Pas de soucis, je sais où on peut dormir
Pour ce qui est du couchage, je n’ai pas vraiment d’inquiétude. Je me souviens de plusieurs départs de route et de petits parkings sympas quand j’étais venu la première fois. On opte pour le parking à côté du lac Pyramide. Comme ça, on aura une très jolie vue en prime au réveil. À l’entrée, il y a une barrière, et un panneau « aire d’utilisation diurne seulement ». On hésite, et puis on décide de s’installer quand même. Le van est monté, tout est installé. On discute un peu, je monte me coucher. Moteur de voiture qui approche. Ça n’est pas très bon signe. À moins, peut être, que ce soit quelqu’un qui ait les mêmes motivations que nous. J’ai quand même un pressentiment. Je redescends. Girophare. Oups. Là, ça s’annonce moins bien.
Le garde frappe à la porte du van. J’enlève les rideaux, et sors.
– Vous savez qu’il est interdit de dormir en dehors des campings dans les parcs nationaux ?
– Ah bon ?
– Oui. Vous devez aller dans un camping. En plus, là, je venais fermer la barrière. Le camping le plus proche est (…) .
– D’accord, désolé, on savait pas. Donnez nous deux minutes, le temps de replier tout ça.
– Bien sûr, pas de problèmes.
Le garde est vraiment sympathique. On en reparle un peu plus tard avec Virginie. C’est l’une des raisons pour laquelle j’aime mon Pourquoi Pas ?. Je suis persuadé qu’il attire la sympathie des gens.
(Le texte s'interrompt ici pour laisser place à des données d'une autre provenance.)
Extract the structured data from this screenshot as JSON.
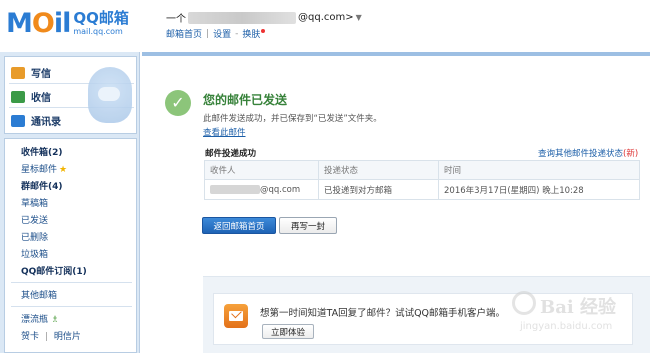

Un van noir à petits pois verts, on ne peut pas vraiment être des méchants. Juste des jeunes bien cool et fauchés. Je me dis que si le garde était tombé sur un VR/autobus à 500 000 $, il n’aurait peut être pas eut le même comportement. Toujours est il que, note pour plus tard : quand il y a des barrières, ils les ferment la nuit, et ils viennent vérifier avant de fermer. Très mauvais endroit où dormir donc. Juste avant de partir, je redemande confirmation au garde. Dans tout les parcs nationaux, le campings est autorisé uniquement sur les sites aménagés. Ok. Il y a sans doute une tolérance assez grande pour les vans noirs à petits pois verts, vu que jusqu’à présent, on n’avait jamais eut de problème.
En attendant, on doit se trouver un autre endroit où dormir… ni Virginie ni moi n’avons envie de payer le camping. Mais si on retombe sur un garde, le même ou un autre, ça pourrait être problématique. Je pense à une autre alternative : le parking de l’auberge de jeunesse. On pourra toujours prétendre que l’on est arrivé tard, que l’accueil était fermé, et qu’on a dormi dans le parking, n’ayant pas le choix…
On se dirige donc jusqu’à l’auberge de jeunesse. La route de nuit nous permet de croiser un cerf aux bois magnifiques, et trois jeunes caribous. Le parking de l’AJ est un peu en retrait, c’est relativement discret. Mais pour ne pas attirer trop l’attention (une fois ça suffit) on décide de ne pas ouvrir le toit. Ce soir, on dormira tout les deux au rez-de-chaussée. C’est plutôt étroit, mais ça devrait suffire.